Лидочку он видеть не хотел, да и вряд ли она могла быть дома, если, конечно, у нее сегодня не ночное дежурство. Все, что ему было нужно – это еще раз поговорить с Карасиком. Все описания Пустырника, собранные журналистом, были туманны и противоречивы, лишь только этот маленький человечек высказался вполне конкретно, детально и образно. Это как раз и давало повод заподозрить его во лжи.

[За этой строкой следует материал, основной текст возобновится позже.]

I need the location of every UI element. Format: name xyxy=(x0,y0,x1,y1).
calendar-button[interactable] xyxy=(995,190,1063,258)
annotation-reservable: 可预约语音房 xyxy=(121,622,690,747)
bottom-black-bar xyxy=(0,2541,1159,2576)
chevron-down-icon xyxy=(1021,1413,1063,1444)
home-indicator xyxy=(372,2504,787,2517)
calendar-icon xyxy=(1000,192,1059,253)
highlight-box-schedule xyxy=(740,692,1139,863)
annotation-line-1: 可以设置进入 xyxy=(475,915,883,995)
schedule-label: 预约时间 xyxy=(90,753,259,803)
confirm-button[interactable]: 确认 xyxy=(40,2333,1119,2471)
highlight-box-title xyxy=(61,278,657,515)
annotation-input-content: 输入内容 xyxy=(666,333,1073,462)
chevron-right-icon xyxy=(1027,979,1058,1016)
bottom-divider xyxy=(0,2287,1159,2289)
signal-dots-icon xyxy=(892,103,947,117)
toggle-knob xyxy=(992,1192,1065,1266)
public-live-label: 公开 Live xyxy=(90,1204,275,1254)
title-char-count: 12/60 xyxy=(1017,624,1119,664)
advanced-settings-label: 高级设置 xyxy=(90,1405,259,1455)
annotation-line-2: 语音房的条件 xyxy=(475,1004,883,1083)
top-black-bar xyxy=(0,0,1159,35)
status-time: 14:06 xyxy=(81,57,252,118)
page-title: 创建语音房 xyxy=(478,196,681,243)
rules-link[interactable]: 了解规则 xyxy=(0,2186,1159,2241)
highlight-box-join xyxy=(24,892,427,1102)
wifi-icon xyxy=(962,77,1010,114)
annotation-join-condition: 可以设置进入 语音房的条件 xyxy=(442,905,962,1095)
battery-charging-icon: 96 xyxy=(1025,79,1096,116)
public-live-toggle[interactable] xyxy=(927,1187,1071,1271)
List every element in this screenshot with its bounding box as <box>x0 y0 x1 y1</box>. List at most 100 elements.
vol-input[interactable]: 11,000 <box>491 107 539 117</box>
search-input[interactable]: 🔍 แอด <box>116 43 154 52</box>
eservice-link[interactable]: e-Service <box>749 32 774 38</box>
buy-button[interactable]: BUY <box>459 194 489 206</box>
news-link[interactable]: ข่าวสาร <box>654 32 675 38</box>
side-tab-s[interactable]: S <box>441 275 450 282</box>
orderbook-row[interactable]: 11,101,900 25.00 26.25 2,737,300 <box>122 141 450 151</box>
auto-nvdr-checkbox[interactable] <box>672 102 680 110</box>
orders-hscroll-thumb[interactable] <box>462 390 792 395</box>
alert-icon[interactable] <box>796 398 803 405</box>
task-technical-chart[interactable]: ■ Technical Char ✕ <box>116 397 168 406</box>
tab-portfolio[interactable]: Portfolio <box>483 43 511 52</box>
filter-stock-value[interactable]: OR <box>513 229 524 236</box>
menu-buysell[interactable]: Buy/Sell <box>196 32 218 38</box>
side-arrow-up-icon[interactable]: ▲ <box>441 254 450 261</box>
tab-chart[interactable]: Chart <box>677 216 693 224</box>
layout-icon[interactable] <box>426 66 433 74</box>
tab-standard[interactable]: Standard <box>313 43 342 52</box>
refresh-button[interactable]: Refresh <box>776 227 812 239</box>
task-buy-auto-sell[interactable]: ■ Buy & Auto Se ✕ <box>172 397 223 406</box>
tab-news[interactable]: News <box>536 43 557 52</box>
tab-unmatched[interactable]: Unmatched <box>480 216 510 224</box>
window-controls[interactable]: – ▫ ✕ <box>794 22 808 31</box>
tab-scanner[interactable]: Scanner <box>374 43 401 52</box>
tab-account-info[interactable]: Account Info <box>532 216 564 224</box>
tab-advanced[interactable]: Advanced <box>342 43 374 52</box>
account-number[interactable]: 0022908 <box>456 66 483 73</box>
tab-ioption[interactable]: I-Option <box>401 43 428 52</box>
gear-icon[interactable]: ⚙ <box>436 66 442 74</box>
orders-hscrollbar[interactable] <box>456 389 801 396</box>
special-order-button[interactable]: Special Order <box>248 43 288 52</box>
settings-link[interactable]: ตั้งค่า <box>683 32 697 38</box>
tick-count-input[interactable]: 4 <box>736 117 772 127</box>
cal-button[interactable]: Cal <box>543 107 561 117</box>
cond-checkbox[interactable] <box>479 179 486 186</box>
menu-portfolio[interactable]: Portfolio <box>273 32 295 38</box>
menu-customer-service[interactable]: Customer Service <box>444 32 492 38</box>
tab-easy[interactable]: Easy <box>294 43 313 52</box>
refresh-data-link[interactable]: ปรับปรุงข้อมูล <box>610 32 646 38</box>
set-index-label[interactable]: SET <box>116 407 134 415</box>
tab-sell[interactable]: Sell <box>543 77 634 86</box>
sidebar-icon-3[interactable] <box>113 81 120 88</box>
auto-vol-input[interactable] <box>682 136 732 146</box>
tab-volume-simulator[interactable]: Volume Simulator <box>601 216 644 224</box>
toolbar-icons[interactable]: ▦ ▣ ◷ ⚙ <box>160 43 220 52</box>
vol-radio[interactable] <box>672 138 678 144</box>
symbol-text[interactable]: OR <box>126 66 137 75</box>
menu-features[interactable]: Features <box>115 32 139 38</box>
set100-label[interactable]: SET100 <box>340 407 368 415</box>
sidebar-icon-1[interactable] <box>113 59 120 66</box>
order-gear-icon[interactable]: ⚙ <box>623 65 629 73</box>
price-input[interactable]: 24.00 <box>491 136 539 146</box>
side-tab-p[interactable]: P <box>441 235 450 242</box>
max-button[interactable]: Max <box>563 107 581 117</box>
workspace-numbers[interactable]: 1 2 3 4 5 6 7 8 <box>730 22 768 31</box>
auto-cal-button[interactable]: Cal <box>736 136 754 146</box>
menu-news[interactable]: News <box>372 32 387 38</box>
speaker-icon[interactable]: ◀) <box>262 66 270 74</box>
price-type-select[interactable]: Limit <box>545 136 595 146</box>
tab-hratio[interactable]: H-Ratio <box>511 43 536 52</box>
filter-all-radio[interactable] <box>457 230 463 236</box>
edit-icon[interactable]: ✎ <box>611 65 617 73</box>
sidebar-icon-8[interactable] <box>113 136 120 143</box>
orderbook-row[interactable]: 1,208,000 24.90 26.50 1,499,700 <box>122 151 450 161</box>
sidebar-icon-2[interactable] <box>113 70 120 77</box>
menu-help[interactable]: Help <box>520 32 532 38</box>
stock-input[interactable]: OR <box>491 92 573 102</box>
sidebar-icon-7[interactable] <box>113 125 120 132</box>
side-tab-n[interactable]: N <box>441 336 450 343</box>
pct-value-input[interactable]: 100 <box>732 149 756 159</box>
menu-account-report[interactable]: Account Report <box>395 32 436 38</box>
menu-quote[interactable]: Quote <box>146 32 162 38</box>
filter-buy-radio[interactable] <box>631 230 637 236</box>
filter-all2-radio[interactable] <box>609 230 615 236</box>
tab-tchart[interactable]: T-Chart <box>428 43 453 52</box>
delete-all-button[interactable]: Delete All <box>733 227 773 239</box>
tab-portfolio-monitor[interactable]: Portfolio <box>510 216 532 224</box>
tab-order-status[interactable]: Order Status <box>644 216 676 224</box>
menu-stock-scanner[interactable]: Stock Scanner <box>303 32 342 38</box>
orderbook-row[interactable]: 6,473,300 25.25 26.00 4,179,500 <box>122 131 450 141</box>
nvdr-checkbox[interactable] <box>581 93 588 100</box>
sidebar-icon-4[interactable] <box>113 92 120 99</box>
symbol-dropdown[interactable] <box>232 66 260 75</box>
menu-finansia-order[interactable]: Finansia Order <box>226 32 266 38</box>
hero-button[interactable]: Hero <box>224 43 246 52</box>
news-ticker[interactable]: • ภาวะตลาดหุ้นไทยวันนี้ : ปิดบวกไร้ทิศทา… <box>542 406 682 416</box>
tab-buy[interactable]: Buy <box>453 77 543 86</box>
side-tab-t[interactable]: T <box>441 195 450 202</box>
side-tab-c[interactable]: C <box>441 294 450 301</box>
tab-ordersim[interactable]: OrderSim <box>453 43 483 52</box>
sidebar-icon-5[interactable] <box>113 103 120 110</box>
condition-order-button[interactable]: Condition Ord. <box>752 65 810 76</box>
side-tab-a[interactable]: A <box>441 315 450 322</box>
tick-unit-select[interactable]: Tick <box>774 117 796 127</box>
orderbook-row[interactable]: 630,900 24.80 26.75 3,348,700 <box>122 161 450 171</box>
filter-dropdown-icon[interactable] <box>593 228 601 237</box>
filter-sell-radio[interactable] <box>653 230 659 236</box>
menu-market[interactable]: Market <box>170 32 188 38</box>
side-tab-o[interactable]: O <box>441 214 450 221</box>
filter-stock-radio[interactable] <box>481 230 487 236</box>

Жаров поднялся по лестнице на последний этаж и постучал в дверь квартиры номер шесть, но ответа не было. Жаров прислушался: за дверью стояла глубокая тишина, словно там покоился труп. Недолго поколебавшись, он распахнул дверь и вошел.
Перед ним была чугунная винтовая лестница, Жаров поднялся по ней, оказавшись в маленькой прихожей. Двери в комнату и кухню были распахнуты.
Окинув это поднебесное логово взглядом, он убедился, что оно пусто. Только сейчас Жаров понял, что прежде башня служила бельведером, где хозяева пили чай теплыми дореволюционными вечерами… То была просто крыша на колоннах с арками, куда уже при советской власти вписали окна, а проемы заложили кирпичом через один. Башня делилась деревянной перегородкой надвое, образуя полукруглую комнату, причем одна половинка делилась еще на два прямоугольных сектора: прихожую, куда вела винтовая лестница, и кухню. В прихожей, в свою очередь, был выгорожен крошечный кривой треугольник под туалет.
Ага, вот он где! – подумал Жаров и громко сказал закрытой двери:
– Эй, хозяин!
Но в туалете также стояла мертвая тишина.
Жаров дернул дверь – пусто. Он с любопытством осмотрел закуток, служивший одновременно и кладовой: в углы неумелой рукой вставлены кособокие полки. Фанерные стены голые, а вот на кирпичной, вогнутой стене, что исторически принадлежала башне, висят инструменты, мотки проволоки и веревки… Сидеть в таком помещении, по-видимому, весьма неудобно: коленки должны упираться в стену. Унитаз особый, маленький: такие Жаров видел в детском саду, откуда, наверное, и утащил его карлик.